F.D. - Qu’est-ce qui t’intéresse dans le matériau employé, la laine de roche ?
N.M. - Ce matériau et cette technique sont normalement utilisés pour l'isolation des bâtiments. Nous en voyons rarement dans les constructions à l'état brut car il est souvent recouvert par d’autres matériaux mais il est visible dans de nombreux lieux de production comme les usines, les ateliers et les écoles. Ces qualités, d'isolant, sa légèreté, sa fragilité et sa mise en œuvre rapide qui se fait par projection m'intéressent particulièrement.
F.D. - Ton travail a une dimension à la fois formelle et matérialiste. En cela, tu t’inscris dans une grande tradition de l’abstraction et de la modernité. Quelles sont tes références ?
N.M. - Peut-être plus de postmodernité. J’ai beaucoup regardé les artistes du mouvement italien arte povera pour leurs refus de l'identification en s'efforçant de se soustraire à la dépendance du style. Je pense en particulier à certaines œuvres de Piero Manzoni avec ses achromes et Mario Merz pour ses igloos. Absalon m'a également beaucoup marqué en interrogeant notre rapport au corps, au déplacement et à l'intimité. Sol LeWitt pour son travail conceptuel et la définition qu'il en fait.

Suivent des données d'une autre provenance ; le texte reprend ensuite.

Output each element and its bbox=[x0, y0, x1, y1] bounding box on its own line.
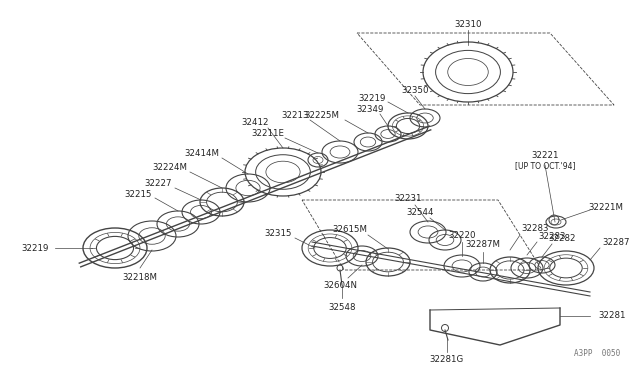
Text: 32281: 32281 bbox=[598, 311, 626, 321]
Text: 32287: 32287 bbox=[602, 237, 630, 247]
Text: 32213: 32213 bbox=[281, 110, 308, 119]
Text: 32219: 32219 bbox=[21, 244, 49, 253]
Text: 32220: 32220 bbox=[448, 231, 476, 240]
Text: 32281G: 32281G bbox=[430, 356, 464, 365]
Text: 32215: 32215 bbox=[124, 189, 152, 199]
Text: 32211E: 32211E bbox=[252, 128, 285, 138]
Text: 32349: 32349 bbox=[356, 105, 384, 113]
Text: 32315: 32315 bbox=[264, 228, 292, 237]
Text: 32283: 32283 bbox=[521, 224, 548, 232]
Text: 32310: 32310 bbox=[454, 19, 482, 29]
Text: 32219: 32219 bbox=[358, 93, 386, 103]
Text: 32412: 32412 bbox=[241, 118, 269, 126]
Text: A3PP  0050: A3PP 0050 bbox=[573, 349, 620, 358]
Text: 32224M: 32224M bbox=[152, 163, 188, 171]
Text: 32218M: 32218M bbox=[122, 273, 157, 282]
Text: 32231: 32231 bbox=[394, 193, 422, 202]
Text: 32350: 32350 bbox=[401, 86, 429, 94]
Text: 32604N: 32604N bbox=[323, 280, 357, 289]
Text: 32225M: 32225M bbox=[305, 110, 339, 119]
Text: 32283: 32283 bbox=[538, 231, 566, 241]
Text: 32227: 32227 bbox=[144, 179, 172, 187]
Text: 32282: 32282 bbox=[548, 234, 576, 243]
Text: 32414M: 32414M bbox=[184, 148, 220, 157]
Text: [UP TO OCT.'94]: [UP TO OCT.'94] bbox=[515, 161, 575, 170]
Text: 32544: 32544 bbox=[406, 208, 434, 217]
Text: 32221M: 32221M bbox=[589, 202, 623, 212]
Text: 32221: 32221 bbox=[531, 151, 559, 160]
Text: 32287M: 32287M bbox=[465, 240, 500, 248]
Text: 32548: 32548 bbox=[328, 302, 356, 311]
Text: 32615M: 32615M bbox=[333, 224, 367, 234]
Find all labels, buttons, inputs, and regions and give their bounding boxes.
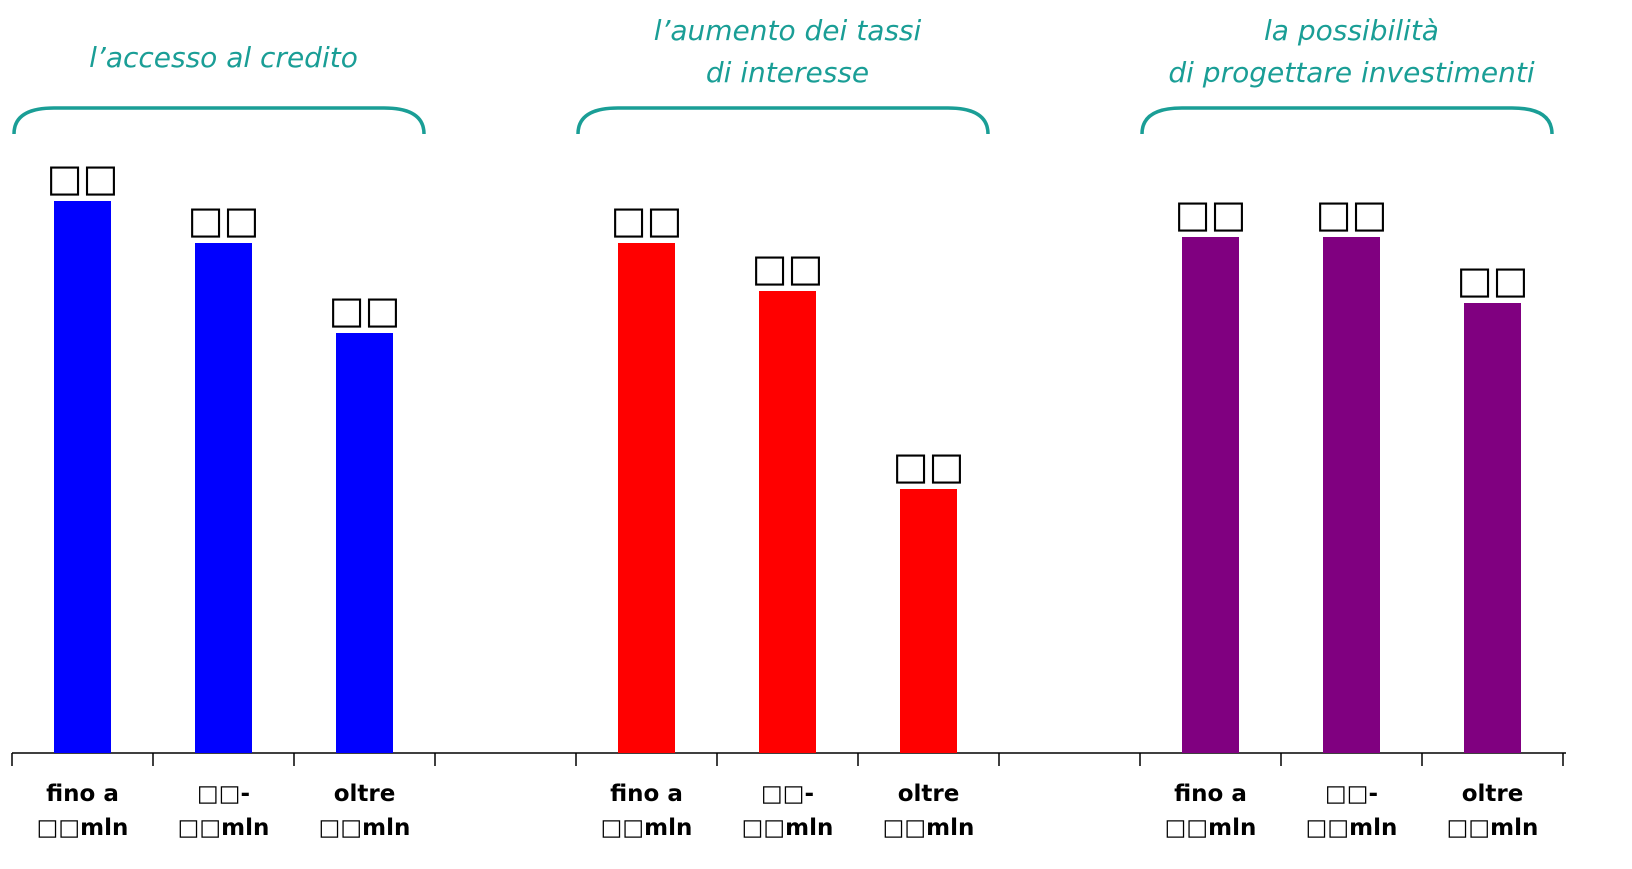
data-label: □□ [188,198,260,242]
bar [54,201,111,753]
group-title: la possibilità [1264,14,1439,47]
bar [618,243,675,753]
x-tick-label: □□mln [1306,815,1398,841]
group-title: l’accesso al credito [89,41,358,74]
data-label: □□ [752,246,824,290]
x-tick-label: □□mln [178,815,270,841]
x-tick-label: □□mln [319,815,411,841]
data-label: □□ [611,198,683,242]
x-tick-label: oltre [1462,781,1524,807]
group-title: di progettare investimenti [1168,56,1535,89]
x-tick-label: □□- [761,781,814,807]
data-label: □□ [1175,192,1247,236]
bar [1182,237,1239,753]
x-tick-label: oltre [898,781,960,807]
x-tick-label: fino a [610,781,683,807]
group-title: l’aumento dei tassi [654,14,922,47]
data-label: □□ [1457,258,1529,302]
data-label: □□ [1316,192,1388,236]
bar [900,489,957,753]
group-bracket [1140,106,1554,135]
x-tick-label: □□mln [883,815,975,841]
x-tick-label: □□- [197,781,250,807]
group-bracket [576,106,990,135]
x-tick-label: □□mln [601,815,693,841]
x-tick-label: □□- [1325,781,1378,807]
x-tick-label: fino a [46,781,119,807]
x-tick-label: □□mln [37,815,129,841]
data-label: □□ [47,156,119,200]
bar [336,333,393,753]
bar [195,243,252,753]
data-label: □□ [893,444,965,488]
data-label: □□ [329,288,401,332]
bar [1464,303,1521,753]
group-title: di interesse [706,56,869,89]
x-tick-label: fino a [1174,781,1247,807]
x-tick-label: □□mln [1165,815,1257,841]
bar [1323,237,1380,753]
x-tick-label: oltre [334,781,396,807]
bar [759,291,816,753]
x-tick-label: □□mln [1447,815,1539,841]
group-bracket [12,106,426,135]
x-tick-label: □□mln [742,815,834,841]
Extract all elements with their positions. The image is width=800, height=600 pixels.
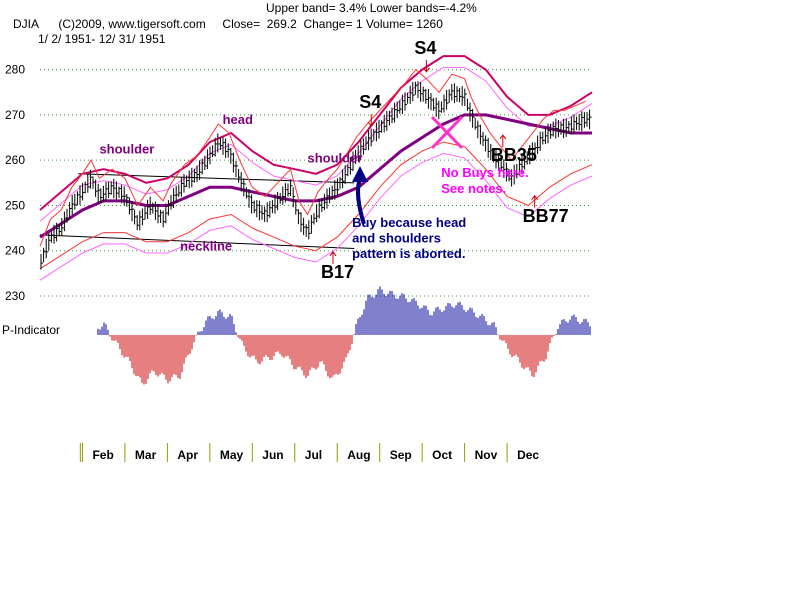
- header-info: DJIA (C)2009, www.tigersoft.com Close= 2…: [13, 17, 443, 31]
- buy-arrow: [329, 251, 337, 264]
- upper-trendline: [78, 173, 355, 184]
- y-tick-270: 270: [5, 108, 25, 122]
- annotation: See notes.: [441, 181, 506, 196]
- lower-band: [39, 141, 593, 270]
- month-label: Mar: [135, 448, 157, 462]
- month-label: Oct: [432, 448, 452, 462]
- y-tick-230: 230: [5, 289, 25, 303]
- month-label: Jun: [262, 448, 283, 462]
- price-envelope-upper: [39, 68, 586, 247]
- buy-arrow: [531, 194, 539, 208]
- annotations: shoulder head shoulder neckline No Buys here…: [99, 112, 528, 261]
- x-axis-months: Feb Mar Apr May Jun Jul Aug Sep Oct Nov Dec: [79, 443, 539, 462]
- annotation: shoulder: [99, 141, 154, 156]
- month-label: Sep: [390, 448, 412, 462]
- y-tick-240: 240: [5, 244, 25, 258]
- trendlines: [39, 173, 355, 249]
- annotation: No Buys here.: [441, 165, 528, 180]
- signal-label: S4: [414, 38, 436, 58]
- p-indicator-label: P-Indicator: [2, 323, 60, 337]
- annotation: shoulder: [308, 150, 363, 165]
- month-label: Feb: [92, 448, 113, 462]
- month-label: Apr: [177, 448, 198, 462]
- buy-arrow-head: [352, 166, 368, 182]
- cross-out-mark: [430, 115, 464, 150]
- price-bars: [40, 81, 592, 270]
- header-date-range: 1/ 2/ 1951- 12/ 31/ 1951: [38, 32, 166, 46]
- buy-arrow: [499, 134, 507, 148]
- p-indicator: [97, 286, 591, 385]
- annotation: Buy because head: [352, 215, 466, 230]
- y-tick-280: 280: [5, 63, 25, 77]
- signal-label: BB35: [491, 145, 537, 165]
- month-label: Jul: [305, 448, 322, 462]
- header-bands: Upper band= 3.4% Lower bands=-4.2%: [266, 1, 477, 15]
- y-axis-ticks: 230 240 250 260 270 280: [5, 63, 25, 303]
- annotation: and shoulders: [352, 231, 441, 246]
- month-label: Aug: [347, 448, 370, 462]
- signals: S4 S4 B17 BB35 BB77: [321, 38, 569, 282]
- month-label: Dec: [517, 448, 539, 462]
- signal-label: B17: [321, 262, 354, 282]
- annotation: head: [223, 112, 253, 127]
- y-tick-260: 260: [5, 153, 25, 167]
- y-tick-250: 250: [5, 198, 25, 212]
- sell-arrow: [423, 59, 430, 73]
- month-label: May: [220, 448, 244, 462]
- upper-band: [39, 55, 593, 211]
- annotation: pattern is aborted.: [352, 246, 465, 261]
- month-label: Nov: [475, 448, 498, 462]
- upper-envelope-inner: [39, 66, 593, 222]
- signal-label: BB77: [523, 206, 569, 226]
- sell-arrow: [367, 114, 375, 127]
- annotation: neckline: [180, 239, 232, 254]
- lower-envelope-outer: [39, 152, 593, 281]
- signal-label: S4: [359, 92, 381, 112]
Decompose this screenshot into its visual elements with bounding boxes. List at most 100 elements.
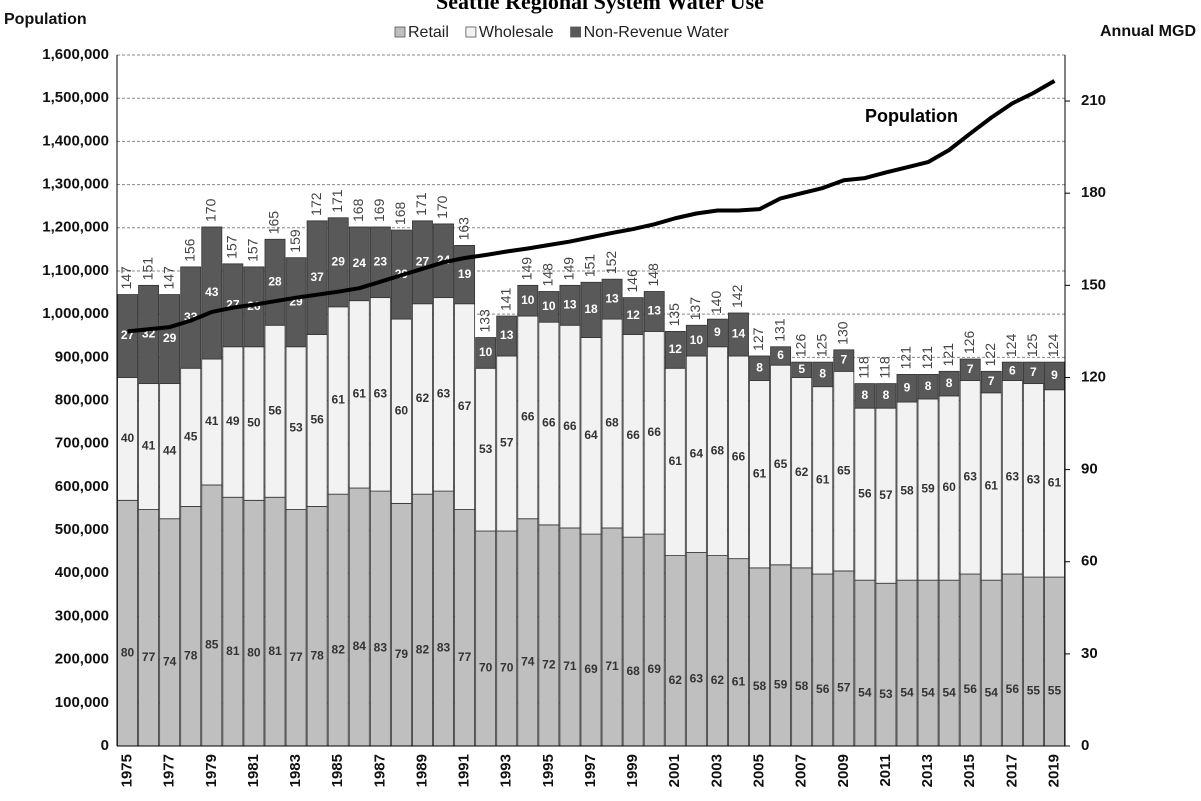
- bar-segment: [622, 297, 644, 335]
- total-label: 159: [287, 229, 303, 253]
- data-label: 64: [584, 428, 598, 442]
- data-label: 61: [669, 454, 683, 468]
- bar-segment: [896, 373, 918, 403]
- data-label: 8: [756, 360, 763, 374]
- bar-segment: [854, 579, 876, 747]
- y2-tick-label: 90: [1081, 461, 1098, 478]
- data-label: 61: [732, 675, 746, 689]
- bar-segment: [875, 582, 897, 747]
- data-label: 53: [879, 687, 893, 701]
- data-label: 78: [184, 648, 198, 662]
- data-label: 10: [479, 345, 493, 359]
- data-label: 69: [648, 662, 662, 676]
- total-label: 130: [835, 321, 851, 345]
- data-label: 7: [1030, 365, 1037, 379]
- bar-segment: [601, 527, 623, 747]
- data-label: 78: [310, 648, 324, 662]
- data-label: 64: [690, 446, 704, 460]
- y-tick-label: 200,000: [55, 651, 109, 668]
- x-tick-label: 1977: [161, 754, 178, 787]
- total-label: 133: [476, 309, 492, 333]
- x-tick-label: 1979: [203, 754, 220, 787]
- x-tick-label: 1995: [540, 754, 557, 787]
- total-label: 141: [497, 287, 513, 311]
- bar-segment: [980, 579, 1002, 747]
- y-tick-label: 1,000,000: [42, 305, 109, 322]
- data-label: 6: [777, 348, 784, 362]
- data-label: 8: [862, 388, 869, 402]
- y-tick-label: 800,000: [55, 391, 109, 408]
- x-tick-label: 1997: [582, 754, 599, 787]
- total-label: 157: [245, 238, 261, 262]
- data-label: 54: [921, 685, 935, 699]
- total-label: 157: [224, 235, 240, 259]
- total-label: 165: [266, 211, 282, 235]
- bar-segment: [306, 220, 328, 335]
- legend-label: Wholesale: [479, 24, 554, 41]
- data-label: 66: [563, 419, 577, 433]
- data-label: 61: [1048, 476, 1062, 490]
- data-label: 81: [268, 644, 282, 658]
- data-label: 54: [942, 685, 956, 699]
- data-label: 81: [226, 644, 240, 658]
- total-label: 168: [392, 201, 408, 225]
- y2-tick-label: 120: [1081, 368, 1106, 385]
- total-label: 151: [582, 254, 598, 278]
- bar-segment: [812, 361, 834, 388]
- y-tick-label: 300,000: [55, 607, 109, 624]
- data-label: 65: [774, 457, 788, 471]
- data-label: 24: [353, 256, 367, 270]
- bar-segment: [959, 358, 981, 381]
- bar-segment: [706, 318, 728, 348]
- data-label: 61: [753, 466, 767, 480]
- total-label: 122: [982, 343, 998, 367]
- y2-tick-label: 210: [1081, 92, 1106, 109]
- y-tick-label: 500,000: [55, 521, 109, 538]
- data-label: 66: [732, 449, 746, 463]
- y-tick-label: 0: [101, 737, 109, 754]
- data-label: 55: [1027, 684, 1041, 698]
- data-label: 57: [500, 436, 514, 450]
- data-label: 56: [268, 403, 282, 417]
- data-label: 50: [247, 416, 261, 430]
- bar-segment: [580, 533, 602, 747]
- data-label: 66: [626, 428, 640, 442]
- bar-segment: [791, 361, 813, 378]
- x-tick-label: 1987: [371, 754, 388, 787]
- bar-segment: [896, 579, 918, 747]
- data-label: 62: [669, 673, 683, 687]
- bar-segment: [791, 567, 813, 747]
- data-label: 85: [205, 638, 219, 652]
- data-label: 13: [500, 328, 514, 342]
- bar-segment: [285, 257, 307, 348]
- data-label: 55: [1048, 684, 1062, 698]
- bar-segment: [348, 226, 370, 302]
- data-label: 59: [774, 678, 788, 692]
- data-label: 56: [964, 682, 978, 696]
- data-label: 14: [732, 327, 746, 341]
- data-label: 63: [690, 671, 704, 685]
- x-tick-label: 2019: [1045, 754, 1062, 787]
- data-label: 62: [711, 673, 725, 687]
- bar-segment: [412, 220, 433, 305]
- bar-segment: [601, 278, 623, 320]
- data-label: 5: [798, 362, 805, 376]
- bar-segment: [243, 499, 265, 747]
- data-label: 41: [142, 439, 156, 453]
- bar-segment: [222, 496, 244, 747]
- bar-segment: [306, 506, 328, 747]
- total-label: 172: [308, 192, 324, 216]
- total-label: 127: [750, 327, 766, 351]
- y-tick-label: 100,000: [55, 694, 109, 711]
- data-label: 10: [542, 299, 556, 313]
- total-label: 137: [687, 297, 703, 321]
- total-label: 142: [729, 284, 745, 308]
- total-label: 168: [350, 198, 366, 222]
- bar-segment: [412, 493, 433, 747]
- bar-segment: [622, 536, 644, 747]
- total-label: 131: [771, 318, 787, 342]
- data-label: 10: [521, 293, 535, 307]
- total-label: 124: [1045, 334, 1061, 358]
- bar-segment: [517, 518, 539, 747]
- data-label: 83: [437, 641, 451, 655]
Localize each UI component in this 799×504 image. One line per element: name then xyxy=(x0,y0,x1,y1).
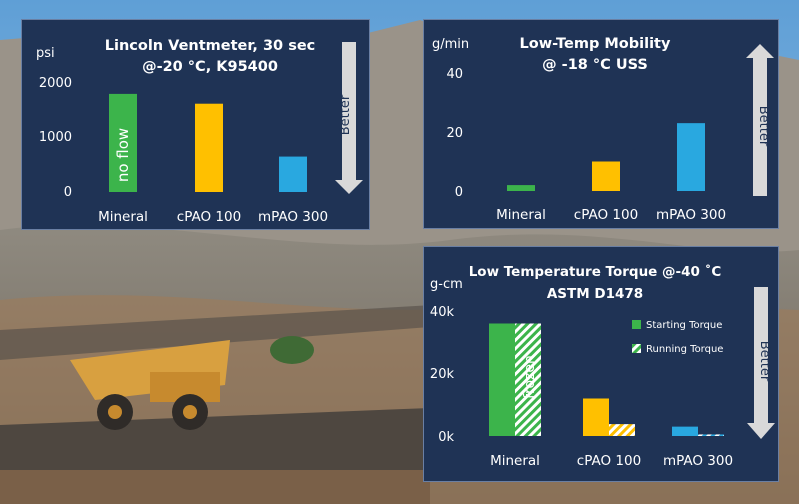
y-axis-label: g/min xyxy=(432,37,469,52)
bar-mpao-300-running-torque xyxy=(698,434,724,436)
y-tick-label: 40k xyxy=(430,305,455,320)
better-arrow-down: Better xyxy=(335,42,363,194)
legend: Starting Torque Running Torque xyxy=(632,320,723,355)
x-tick-label: cPAO 100 xyxy=(177,209,241,225)
better-label: Better xyxy=(756,106,771,147)
y-tick-label: 2000 xyxy=(39,76,72,91)
y-tick-label: 0 xyxy=(64,185,72,200)
bar-mpao-300-starting-torque xyxy=(672,426,698,436)
x-tick-label: Mineral xyxy=(98,209,148,225)
chart-subtitle: ASTM D1478 xyxy=(547,286,643,302)
x-tick-label: mPAO 300 xyxy=(663,453,733,469)
bar-annotation-frozen: frozen xyxy=(522,355,538,399)
bar-cpao-100-running-torque xyxy=(609,424,635,436)
bar-mineral-running-torque xyxy=(515,323,541,436)
legend-label: Starting Torque xyxy=(646,320,722,331)
legend-swatch-running xyxy=(632,344,641,353)
y-axis-label: psi xyxy=(36,46,55,61)
legend-swatch-starting xyxy=(632,320,641,329)
bar-mineral xyxy=(507,185,535,191)
y-tick-label: 20k xyxy=(430,367,455,382)
bar-mpao-300 xyxy=(677,123,705,191)
x-tick-label: cPAO 100 xyxy=(574,207,638,223)
x-tick-label: mPAO 300 xyxy=(656,207,726,223)
y-tick-label: 0 xyxy=(455,185,463,200)
bar-cpao-100 xyxy=(195,103,223,192)
chart-panel-torque: Low Temperature Torque @-40 ˚C ASTM D147… xyxy=(423,246,779,482)
bar-mineral-starting-torque xyxy=(489,323,515,436)
chart-title: Lincoln Ventmeter, 30 sec xyxy=(105,38,316,54)
y-axis-label: g-cm xyxy=(430,277,463,292)
y-tick-label: 1000 xyxy=(39,130,72,145)
bar-mpao-300 xyxy=(279,156,307,192)
better-arrow-up: Better xyxy=(746,44,774,196)
haul-truck xyxy=(70,340,230,430)
x-tick-label: cPAO 100 xyxy=(577,453,641,469)
y-tick-label: 0k xyxy=(438,430,454,445)
chart-subtitle: @-20 °C, K95400 xyxy=(142,59,278,75)
bar-mineral xyxy=(109,93,137,192)
bar-annotation-no-flow: no flow xyxy=(114,128,132,182)
y-tick-label: 40 xyxy=(446,67,463,82)
better-arrow-down: Better xyxy=(747,287,775,439)
better-label: Better xyxy=(757,341,772,382)
x-tick-label: mPAO 300 xyxy=(258,209,328,225)
x-tick-label: Mineral xyxy=(490,453,540,469)
chart-title: Low Temperature Torque @-40 ˚C xyxy=(469,263,722,280)
chart-title: Low-Temp Mobility xyxy=(520,36,671,52)
legend-label: Running Torque xyxy=(646,344,723,355)
chart-panel-ventmeter: Lincoln Ventmeter, 30 sec @-20 °C, K9540… xyxy=(21,19,370,230)
chart-subtitle: @ -18 °C USS xyxy=(542,57,648,73)
better-label: Better xyxy=(338,94,353,135)
x-tick-label: Mineral xyxy=(496,207,546,223)
bar-cpao-100 xyxy=(592,161,620,191)
bar-cpao-100-starting-torque xyxy=(583,398,609,436)
chart-panel-mobility: Low-Temp Mobility @ -18 °C USS g/min 0 2… xyxy=(423,19,779,229)
y-tick-label: 20 xyxy=(446,126,463,141)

Présentée dans le cadre de la FIAC (Foire Internationale d’Art Contemporain) au Grand Palais à Paris, cette proposition consiste en un vieux camion qui a été restauré pour aller à la rencontre des passants. L’intérieur de ce véhicule a été aménagé avec de la laine de roche, peinte avec de la bombe de chantier en rouge/orange, ce qui contraste fortement avec le bleu de la carrosserie. Cette laine de roche donne une apparence aussi bien moelleuse que minérale. Elle procure une certaine étrangeté visuelle qui est accentuée la nuit grâce à un éclairage interne. Cette approche pleinement picturale cherche à susciter une émotion ambivalente, entre attraction et répulsion. Le spectateur peut avoir envie de se lover dans cette grotte artificielle, mais il peut aussi avoir un sentiment d’inconfort. Ainsi, l’œuvre est assez emblématique du regard que le grand public peut avoir sur l’art contemporain. Avec cette pièce itinérante, Nicolas Momein cherche ainsi à sortir l’art de son milieu strictement professionnel. Il prend la route pour inviter les citoyens à venir découvrir cet objet atypique.